Trump’s assertions about Obama’s immigration policies have been debunked several times by The Post’s Fact Checker. Current and former DHS officials said family separation was rare during the Obama years, and usually only happened if a child’s safety was at risk, The Post reported in April.
As Díaz-Balart continued to press Trump on the “zero tolerance” policy, the president defended himself by reiterating that he was the one responsible for reuniting families. (The reunification process began last year after U.S. District Judge Dana M. Sabraw issued a court order demanding children be returned to their families.)
“I inherited separation and I changed the plan and I brought people together,” Trump said, arguing that family separations were a deterrent to migrants trying to cross the border.
“But I hated to have the separation policy,” he said, prompting Díaz-Balart to ask the president again if “zero tolerance” was a mistake.
“What ‘zero tolerance’ means to me is we’re going to be tough on the border,” Trump said.

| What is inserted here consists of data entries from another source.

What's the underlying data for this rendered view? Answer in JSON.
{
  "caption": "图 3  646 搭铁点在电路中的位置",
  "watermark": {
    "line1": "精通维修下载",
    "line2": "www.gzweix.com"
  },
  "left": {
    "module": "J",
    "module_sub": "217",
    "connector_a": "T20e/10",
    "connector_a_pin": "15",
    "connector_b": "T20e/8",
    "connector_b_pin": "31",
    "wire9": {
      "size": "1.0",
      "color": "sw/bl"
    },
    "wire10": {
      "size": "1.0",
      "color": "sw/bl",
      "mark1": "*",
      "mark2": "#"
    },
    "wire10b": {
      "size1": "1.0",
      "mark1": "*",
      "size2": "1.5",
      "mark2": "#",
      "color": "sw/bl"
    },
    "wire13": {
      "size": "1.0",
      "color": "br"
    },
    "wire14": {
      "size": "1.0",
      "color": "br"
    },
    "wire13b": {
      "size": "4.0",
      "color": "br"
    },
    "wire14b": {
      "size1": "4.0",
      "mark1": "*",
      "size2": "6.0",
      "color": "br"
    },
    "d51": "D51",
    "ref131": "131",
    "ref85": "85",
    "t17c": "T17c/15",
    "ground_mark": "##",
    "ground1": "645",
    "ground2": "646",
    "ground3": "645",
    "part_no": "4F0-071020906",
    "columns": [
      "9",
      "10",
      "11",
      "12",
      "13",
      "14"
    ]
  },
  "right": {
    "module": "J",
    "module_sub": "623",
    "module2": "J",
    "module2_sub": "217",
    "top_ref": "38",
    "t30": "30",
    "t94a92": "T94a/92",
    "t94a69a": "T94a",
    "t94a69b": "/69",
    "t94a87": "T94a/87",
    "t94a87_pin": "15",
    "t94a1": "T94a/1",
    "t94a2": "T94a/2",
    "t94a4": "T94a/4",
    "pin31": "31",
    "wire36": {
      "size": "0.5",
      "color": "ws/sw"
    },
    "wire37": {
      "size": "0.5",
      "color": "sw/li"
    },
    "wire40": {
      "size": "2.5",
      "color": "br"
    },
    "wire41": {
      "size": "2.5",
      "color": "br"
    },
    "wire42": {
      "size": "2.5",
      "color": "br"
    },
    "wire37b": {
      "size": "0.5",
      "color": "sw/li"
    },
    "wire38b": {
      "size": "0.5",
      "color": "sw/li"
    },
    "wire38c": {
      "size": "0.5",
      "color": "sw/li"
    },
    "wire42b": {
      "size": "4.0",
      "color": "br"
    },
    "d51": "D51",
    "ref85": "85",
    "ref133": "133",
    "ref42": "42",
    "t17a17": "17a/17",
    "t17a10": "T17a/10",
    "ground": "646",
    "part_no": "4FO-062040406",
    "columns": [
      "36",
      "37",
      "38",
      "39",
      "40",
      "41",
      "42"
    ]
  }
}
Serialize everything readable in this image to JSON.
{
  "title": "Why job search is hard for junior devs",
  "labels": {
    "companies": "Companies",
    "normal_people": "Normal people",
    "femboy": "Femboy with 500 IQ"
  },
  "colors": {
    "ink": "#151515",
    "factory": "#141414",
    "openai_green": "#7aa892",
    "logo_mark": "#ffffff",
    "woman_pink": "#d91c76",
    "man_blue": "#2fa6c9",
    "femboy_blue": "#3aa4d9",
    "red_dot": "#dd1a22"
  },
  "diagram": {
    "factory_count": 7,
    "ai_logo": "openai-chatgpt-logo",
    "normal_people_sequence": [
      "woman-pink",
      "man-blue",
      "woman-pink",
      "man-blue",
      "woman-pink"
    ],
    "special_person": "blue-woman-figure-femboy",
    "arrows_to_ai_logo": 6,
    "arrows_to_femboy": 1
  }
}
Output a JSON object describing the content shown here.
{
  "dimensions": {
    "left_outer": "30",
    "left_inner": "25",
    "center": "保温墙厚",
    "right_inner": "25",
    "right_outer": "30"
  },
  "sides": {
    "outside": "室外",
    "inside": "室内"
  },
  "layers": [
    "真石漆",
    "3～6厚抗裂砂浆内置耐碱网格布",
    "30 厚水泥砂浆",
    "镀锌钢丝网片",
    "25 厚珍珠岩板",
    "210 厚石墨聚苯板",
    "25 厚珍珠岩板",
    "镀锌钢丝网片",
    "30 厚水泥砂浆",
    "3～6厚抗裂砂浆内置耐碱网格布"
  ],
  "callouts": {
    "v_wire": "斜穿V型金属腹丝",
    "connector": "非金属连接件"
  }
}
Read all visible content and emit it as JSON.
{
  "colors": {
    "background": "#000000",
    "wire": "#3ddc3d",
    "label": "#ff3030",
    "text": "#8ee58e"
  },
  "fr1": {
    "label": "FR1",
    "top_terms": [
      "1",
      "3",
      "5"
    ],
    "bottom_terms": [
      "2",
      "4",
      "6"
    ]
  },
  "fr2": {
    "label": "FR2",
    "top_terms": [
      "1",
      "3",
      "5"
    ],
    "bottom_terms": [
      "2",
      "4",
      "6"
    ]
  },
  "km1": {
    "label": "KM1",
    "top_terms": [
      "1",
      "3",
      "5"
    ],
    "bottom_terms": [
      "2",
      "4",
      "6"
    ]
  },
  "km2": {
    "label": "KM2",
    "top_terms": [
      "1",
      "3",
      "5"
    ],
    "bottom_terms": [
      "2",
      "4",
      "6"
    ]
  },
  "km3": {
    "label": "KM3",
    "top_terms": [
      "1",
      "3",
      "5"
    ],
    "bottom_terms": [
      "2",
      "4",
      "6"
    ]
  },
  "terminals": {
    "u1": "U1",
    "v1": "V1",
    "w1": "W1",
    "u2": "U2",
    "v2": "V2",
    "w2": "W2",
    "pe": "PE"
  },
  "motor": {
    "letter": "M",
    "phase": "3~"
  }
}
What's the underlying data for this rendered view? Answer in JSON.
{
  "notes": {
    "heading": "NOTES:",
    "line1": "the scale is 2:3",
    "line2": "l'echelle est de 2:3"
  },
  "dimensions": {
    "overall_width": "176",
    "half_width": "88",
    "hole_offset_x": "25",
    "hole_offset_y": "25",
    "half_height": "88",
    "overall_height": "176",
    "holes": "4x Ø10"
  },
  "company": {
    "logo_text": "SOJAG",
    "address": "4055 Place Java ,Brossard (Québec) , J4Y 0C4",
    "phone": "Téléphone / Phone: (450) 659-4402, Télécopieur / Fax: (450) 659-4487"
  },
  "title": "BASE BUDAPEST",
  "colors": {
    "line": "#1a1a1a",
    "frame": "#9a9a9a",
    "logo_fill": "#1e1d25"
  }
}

“That includes separating parents from children if that’s what it takes?” Díaz-Balart replied.
“No, no, no. I put them together,” Trump answered. “Just remember that, I put them together.”
The president also faced questions about revoking the Deferred Action for Childhood Arrivals program, which protected undocumented immigrants brought to the U.S. as children, and his recently signed deal with Mexico. The country agreed to take “strong measures” to crack down on the surge of Central American migrants at the southern border to avoid harsh tariffs.
“This week, I consider them a friend,” Trump said of Mexico. “They’ve been doing a great job actually.”
He later added: “If they weren’t great, I would put tariffs on them.”
Díaz-Balart and Trump also discussed how he anticipated faring with Latino voters in the upcoming election and his fellow 2020 candidates.
Trump told Díaz-Balart that he believes he’ll do “much better” with the Latino vote in 2020, specifically drawing attention to his stance on Cuba and Venezuela. The Trump administration has accused Cuba of being involved with keeping Venezuelan President Nicolás Maduro in power, and is continuing to impose strict regulations on the Caribbean country.
“I’ve been very, very tough on Cuba,” Trump said. “We’re going to get Cuba worked out properly. Not the way Obama did it, which was a disaster.”
Pushed on why Maduro remains in power, Trump said, “Some people say we’ve been too tough, I say we haven’t been tough enough.” The Post’s Karen DeYoung and Josh Dawsey reported Wednesday that Trump “is losing both patience and interest in Venezuela.”
“Well, it’s a process,” Trump said during Thursday’s interview, before expressing sympathy for Venezuelans who are starving and “have no nothing.”
“I love the Venezuelan people,” he said.
Though Trump said he wouldn’t “bother too much” with commenting on his political opponents, he still hurled a few zingers. Sen. Bernie Sanders (I-Vt.) “looks like a tired crazy right now,” he said. Trump also described former vice president Joe Biden as “exhausted.”
When Díaz-Balart brought up a recent Quinnipiac University poll, which had Biden, Sanders, Sen. Elizabeth Warren (D-Mass.) and South Bend, Ind., Mayor Pete Buttigieg, among other candidates, leading Trump in Florida, the president dismissed the results.
“I don’t respect that poll,” he said.
Asked whether he had any regrets, Trump shook his head and said, “I’ve done a great job.”
And his two biggest mistakes as president?
“I would have not appointed a couple of people, and my life would have been a much simpler life,” he said, without specifying which people he was referring to. “My biggest mistakes was I put a couple of people in that I shouldn’t have put in.”